Julian Wilde se redressa sur un coude.

— Parce que vous n'en savez toujours pas plus ?

— Pas plus. Nous comptions sur vous !

Julian Wilde poussa un profond soupir et se laissa retomber sur ses oreillers. En trois phrases d'une rare concision, il relata son aventure. Christopher Lawrence, en l'écoutant, triturait nerveusement sa moustache. Il n'avait plus d'arguments à opposer à son ami, désormais. Il ne pouvait plus se retrancher derrière le doute. Car il apparaissait clairement que le pirate avait agi délibérément pour sauver l'enfant des griffes du félin.

— Peuh ! laissa-t-il pourtant tomber, dédaigneusement. C'était sa complice. Sa sœur, sa fille dans le mal.

Les yeux du professeur brillèrent d'un feu sombre à cette réponse qui témoignait de l'impossibilité du docteur à créditer le criminel d'une once d'humanité.

— Quels que soient leurs liens, Fag-End a fait preuve d'un remarquable courage en affrontant ce fauve. Rien ne l'y obligeait. Il a risqué une mort atroce pour sauver un être vivant. J'ajouterai qu'il savait certainement que j'étais là et il a agi quand même, me protégeant comme il protégeait l'enfant !

Christopher Lawrence ne voulut pas le contredire davantage ni manifester son scepticisme car il se rendait compte des gros efforts que devait faire son ami pour s'exprimer normalement.

— Que dit Raynes ? ajouta le professeur.

— Il n'a pas changé ! Il est muet ! Mais il est bien embarrassé quand même, maintenant qu'il se voit dans l'erreur.

— Comment cela ?

— Il nous avait assurés qu'aucun pirate n'avait survécu !

Julian Wilde rejeta ses couvertures.

— Que faites-vous ?

— La situation est trop grave pour rester bêtement au lit. Où sont nos amis ?

Ils étaient sur la terrasse ornée de chèvrefeuille et de clématites. Ils sourirent à l'arrivant qui, pour se déplacer, devait recevoir le soutien de la poigne énergique du docteur. Julian se laissa tomber sur le premier siège venu, en sueur, avec un soupir de soulagement. Almeda vint le saluer, quémanda une caresse et l'ayant reçue, revint se coucher aux pieds de son maître.
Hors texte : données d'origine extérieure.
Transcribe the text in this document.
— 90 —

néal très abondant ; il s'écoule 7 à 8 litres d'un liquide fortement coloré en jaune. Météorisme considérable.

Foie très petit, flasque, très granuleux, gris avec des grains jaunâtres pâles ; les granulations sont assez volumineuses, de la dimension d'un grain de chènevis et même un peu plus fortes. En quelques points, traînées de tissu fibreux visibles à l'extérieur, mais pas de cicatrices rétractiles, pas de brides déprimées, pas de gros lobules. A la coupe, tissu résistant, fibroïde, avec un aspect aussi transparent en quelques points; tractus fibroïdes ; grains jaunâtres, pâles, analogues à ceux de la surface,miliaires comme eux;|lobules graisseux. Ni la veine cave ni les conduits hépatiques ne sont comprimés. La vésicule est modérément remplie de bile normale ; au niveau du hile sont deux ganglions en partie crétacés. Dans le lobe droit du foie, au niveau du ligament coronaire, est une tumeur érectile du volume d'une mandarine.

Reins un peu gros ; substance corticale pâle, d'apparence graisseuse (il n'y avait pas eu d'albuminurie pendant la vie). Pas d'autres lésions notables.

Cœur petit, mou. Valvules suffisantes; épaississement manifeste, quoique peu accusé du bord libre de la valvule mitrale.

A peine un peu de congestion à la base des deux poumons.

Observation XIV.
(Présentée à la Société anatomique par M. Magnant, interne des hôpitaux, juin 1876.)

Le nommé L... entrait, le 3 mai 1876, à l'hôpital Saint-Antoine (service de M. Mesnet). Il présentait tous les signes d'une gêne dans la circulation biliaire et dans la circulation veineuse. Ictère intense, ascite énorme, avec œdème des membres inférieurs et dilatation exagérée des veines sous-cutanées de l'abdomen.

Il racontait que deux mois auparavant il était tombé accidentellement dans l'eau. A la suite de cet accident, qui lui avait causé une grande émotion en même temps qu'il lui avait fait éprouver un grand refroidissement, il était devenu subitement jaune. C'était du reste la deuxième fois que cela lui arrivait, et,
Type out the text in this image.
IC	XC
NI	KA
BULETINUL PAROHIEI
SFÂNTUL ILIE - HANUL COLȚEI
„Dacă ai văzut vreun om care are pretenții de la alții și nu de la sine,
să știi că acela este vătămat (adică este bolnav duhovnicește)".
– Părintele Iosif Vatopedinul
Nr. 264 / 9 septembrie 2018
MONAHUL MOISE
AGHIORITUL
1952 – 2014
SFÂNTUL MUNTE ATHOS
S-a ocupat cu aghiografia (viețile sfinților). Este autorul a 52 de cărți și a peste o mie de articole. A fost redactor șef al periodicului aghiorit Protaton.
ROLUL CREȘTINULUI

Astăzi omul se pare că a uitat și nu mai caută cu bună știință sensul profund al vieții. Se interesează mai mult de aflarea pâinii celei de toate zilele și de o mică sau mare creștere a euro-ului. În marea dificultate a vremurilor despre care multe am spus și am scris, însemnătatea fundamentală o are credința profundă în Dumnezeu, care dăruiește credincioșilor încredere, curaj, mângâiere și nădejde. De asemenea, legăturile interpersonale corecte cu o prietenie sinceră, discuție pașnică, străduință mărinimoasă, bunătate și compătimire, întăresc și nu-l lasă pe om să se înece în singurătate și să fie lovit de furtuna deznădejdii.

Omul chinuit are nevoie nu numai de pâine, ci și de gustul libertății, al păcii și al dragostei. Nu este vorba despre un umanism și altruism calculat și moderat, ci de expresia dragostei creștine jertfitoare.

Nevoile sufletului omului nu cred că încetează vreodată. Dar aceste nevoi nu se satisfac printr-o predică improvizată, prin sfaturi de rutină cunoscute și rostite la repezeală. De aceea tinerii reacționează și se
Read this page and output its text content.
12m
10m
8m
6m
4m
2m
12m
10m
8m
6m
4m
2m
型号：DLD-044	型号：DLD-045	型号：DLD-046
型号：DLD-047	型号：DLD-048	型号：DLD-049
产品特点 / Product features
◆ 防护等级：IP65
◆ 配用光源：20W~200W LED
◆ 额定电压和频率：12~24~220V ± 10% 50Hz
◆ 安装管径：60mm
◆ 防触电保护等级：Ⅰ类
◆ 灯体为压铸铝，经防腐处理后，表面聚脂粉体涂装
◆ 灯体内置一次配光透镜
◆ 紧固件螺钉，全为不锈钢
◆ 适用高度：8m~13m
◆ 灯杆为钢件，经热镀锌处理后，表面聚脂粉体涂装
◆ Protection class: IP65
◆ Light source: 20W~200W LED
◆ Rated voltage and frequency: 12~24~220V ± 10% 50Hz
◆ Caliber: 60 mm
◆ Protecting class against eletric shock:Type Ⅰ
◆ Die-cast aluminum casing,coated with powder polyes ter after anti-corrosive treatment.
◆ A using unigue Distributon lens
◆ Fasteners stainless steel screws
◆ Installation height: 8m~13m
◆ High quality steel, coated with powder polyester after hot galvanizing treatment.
— Christopher me dit que la femme, l'enfant, est invisible depuis l'agression du fauve. C'est grave.

Le visage tiré du professeur l'était aussi.

— Il faut la retrouver aussi, ajouta-t-il. Je suis sûr qu'elle est blessée.

En parlant, il regardait seulement Ismaël Raynes dont l'avis lui était indispensable. Le marin, à contrecœur, finit par lâcher.

— Elle fuit.

— Vous voulez dire qu'elle vous a vu et qu'elle a pris la fuite ?

— Oui.

— Vous voyez bien qu'elle n'a pas la conscience tranquille, décréta victorieusement Christopher Lawrence à qui personne n'avait rien demandé.

— C'est une éventualité. Ce n'est pas la seule.

Le Gallois s'était exprimé d'une voix égale, en s'adressant plus particulièrement au professeur.

— Lesquelles autres voyez-vous donc ? s'enquit Julian Wilde qui se sentait trop fatigué pour réfléchir.

— La peur panique, irraisonnée. Ou la folie.

— La folie ?

— La peur peut rendre fou. La culpabilité aussi.

— Vous pensez que la fillette, si fillette il y a, vient de la Jane-Mary, comme Fag-End ?

Raynes réfléchit, sous le regard narquois du docteur qui se réjouissait de le voir en mauvaise posture.

— Je me suis trompé une fois. Mes propos sont donc sujets à caution. Je dirais seulement que je ne vois franchement pas d'autre solution.

— Un autre bâtiment, de l'autre côté de l'île ? suggéra Christopher Lawrence.

— Ce serait une coïncidence extraordinaire, mais je n'exclus rien.

— Il faut pourtant en avoir le cœur net, déclara le professeur. Alan, prends une arme et monte sur la montagne...

— Seul ? s'inquiéta le docteur.

— Non, bien sûr. Tu l'accompagneras. C'est trop dangereux...

— Nous risquons notre vie !

— Ici ou là-bas, qu'importe ? Si un autre navire de forbans a relâché, nous sommes perdus. Dans ce cas, autant en finir vite !

— Si vous le pensez ! Devons-nous aussi rechercher la fillette et la ramener ?

— Non, ce n'est pas le but de votre expédition. Chaque chose en son temps. Partez vite. Il importe de savoir au plus tôt.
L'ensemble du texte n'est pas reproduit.